Cumberland Farms embraces Apple Pay, to add in-app pay-at-the-pump

Cumberland Farms
Cumberland Farms

Massachusetts-based convenience store and gas station chain Cumberland Farms has rolled out Apple Pay support to all its 600 stores in the northeast and Florida.

I spoke to Dave Banks, CIO at Cumberland Farms, about how the rollout is going and how Apple Pay works from the retailers perspective.

The chain, which has some 200 stores in Massachusetts alone, wasn't planning on implementing Apple Pay support specifically. Instead, the company was in the midst of a normal refresh of the credit card swipe stations that are used at cash registers within the store.

"They were up for cycle anyway with EMV coming down the road," Banks explained, referring to the chip-and-signature standard that will be required starting a year from now. "Everything had an NFC reader and basically [Apple Pay] worked out of the box."

For Cumberland Farms, this meant that activating NFC support at its in-store cash registers involved minimal cost. "That's part of the smart timing by Apple," Banks says. "The mix has gotten a lot richer toward NFC." People are trying it out.

This is consistent with what a MasterCard executive told me a few months ago -- that as companies go through normal upgrade cycles on their POS terminals, they'll be able to add NFC support for minimal cost as terminals will already have support built in.

From the retailers' perspective, an Apple Pay transaction is treated like any other swiped credit card transaction. A number is transferred through the system, the store requests approval of the payment, and it allows the transaction to proceed. On the back end, the store pays a small fee to the credit card company to process the transaction. This fee is identical for the store, regardless of whether the transasction is swiped or performed via NFC.

In fact, Cumberland Farms doesn't immediately know whether a transaction is done via a swipe or Apple Pay. Instead, it has to dive deeper into its POS system to see if a payment was made via mobile or not. Even then, it only says whether it was an NFC transaction -- not whether it was Apple Pay or one of the competing NFC-compatible mobile wallets.

The chain has seen mobile NFC payments rise by quite a bit since Apple Pay was rolled out, yet it remains a tiny but growing fraction of its business.

Separately from Apple Pay, Cumberland Farms offers a smartphone app called SmartPay that allows customers to make payments from their smartphone in return for a $0.10 per gallon discount on gasoline purchases. The app works by tying a customer's checking account to the Cumberland Farms system via ACH transfer.

When a customer pulls up to a pump, they use the app to tell Cumberland Farms which pump they are parked at (the gas station is already identified through geolocation), and the transaction is immediately authorized. The company saves money on credit card fees, passing some of those savings onto the customer in the form of discounts on gasoline.

Because much of the backend gas pump authorization has already been built, Cumberland Farms is planning to introduce a new app using the Apple Pay API instead of NFC. Customers will select which pump their car is parked at in the app and then authorize an Apple Pay purchase with a thumbprint, much like they can do currently in the Target and Uber apps, without ever entering a credit card number specifically for the Cumberland Farms application.

This will make transactions more secure (there is a lot of credit card fraud at pay-at-the-pump swipe terminals) and could allow the company to offer more loyalty rewards for frequent buyers, including things like instant coupons to save on food purchases while they're filling up with gas.

Cumberland Farms hopes to have its pay-at-the-pump Apple Pay-compatible iOS app available in the first few months of next year, likely making it one of the first gas stations to offer Apple Pay at the pump.
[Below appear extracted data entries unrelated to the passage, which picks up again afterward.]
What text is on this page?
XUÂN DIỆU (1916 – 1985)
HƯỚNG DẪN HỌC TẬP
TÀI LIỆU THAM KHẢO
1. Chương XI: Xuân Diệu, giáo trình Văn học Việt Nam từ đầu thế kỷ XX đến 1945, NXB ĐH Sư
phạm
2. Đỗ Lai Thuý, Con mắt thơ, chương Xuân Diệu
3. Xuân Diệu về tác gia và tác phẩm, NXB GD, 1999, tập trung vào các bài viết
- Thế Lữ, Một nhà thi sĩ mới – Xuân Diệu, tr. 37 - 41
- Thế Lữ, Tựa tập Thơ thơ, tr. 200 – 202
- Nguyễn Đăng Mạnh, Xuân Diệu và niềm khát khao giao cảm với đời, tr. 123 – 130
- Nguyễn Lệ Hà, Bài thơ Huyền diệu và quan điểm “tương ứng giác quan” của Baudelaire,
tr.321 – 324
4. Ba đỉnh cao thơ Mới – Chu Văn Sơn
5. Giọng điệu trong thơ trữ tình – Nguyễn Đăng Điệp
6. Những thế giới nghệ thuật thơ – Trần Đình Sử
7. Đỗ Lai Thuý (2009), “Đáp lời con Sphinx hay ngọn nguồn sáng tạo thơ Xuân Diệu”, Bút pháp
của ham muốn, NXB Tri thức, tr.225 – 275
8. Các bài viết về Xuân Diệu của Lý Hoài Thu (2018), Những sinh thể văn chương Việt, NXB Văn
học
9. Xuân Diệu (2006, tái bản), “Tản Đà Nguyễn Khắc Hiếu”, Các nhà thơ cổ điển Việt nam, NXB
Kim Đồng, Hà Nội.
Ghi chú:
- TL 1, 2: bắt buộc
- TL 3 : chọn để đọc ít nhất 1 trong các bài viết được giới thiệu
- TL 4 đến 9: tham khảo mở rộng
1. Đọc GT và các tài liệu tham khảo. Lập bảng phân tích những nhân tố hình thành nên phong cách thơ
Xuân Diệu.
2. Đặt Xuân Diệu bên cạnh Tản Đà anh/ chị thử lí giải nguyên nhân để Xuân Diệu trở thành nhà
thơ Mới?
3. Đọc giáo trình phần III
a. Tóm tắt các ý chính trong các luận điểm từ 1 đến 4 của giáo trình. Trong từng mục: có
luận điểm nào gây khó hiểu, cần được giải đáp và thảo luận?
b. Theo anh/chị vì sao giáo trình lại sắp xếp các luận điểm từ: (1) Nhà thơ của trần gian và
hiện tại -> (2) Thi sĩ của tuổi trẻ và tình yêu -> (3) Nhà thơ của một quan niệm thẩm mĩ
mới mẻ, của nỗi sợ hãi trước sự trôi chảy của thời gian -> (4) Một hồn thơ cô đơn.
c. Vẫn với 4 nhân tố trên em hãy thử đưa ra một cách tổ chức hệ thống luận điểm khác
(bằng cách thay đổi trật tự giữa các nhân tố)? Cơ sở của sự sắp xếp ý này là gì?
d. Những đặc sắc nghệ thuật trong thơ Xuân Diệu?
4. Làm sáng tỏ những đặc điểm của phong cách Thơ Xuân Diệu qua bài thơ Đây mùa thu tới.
Banks says NFC payment terminals will be slow to roll out on the gas pumps themselves because pay-at-the-pump POS terminals are more expensive than those used inside convenience stores, and the credit card industry is not pushing as hard to transition those terminals to the chip-and-sig EMV system that will be required next year at in-store locations.

The current Cumberland Farms SmartPay app, which uses ACH bank drafts for payments, is available for download on Apple's App Store and the Google Play Store.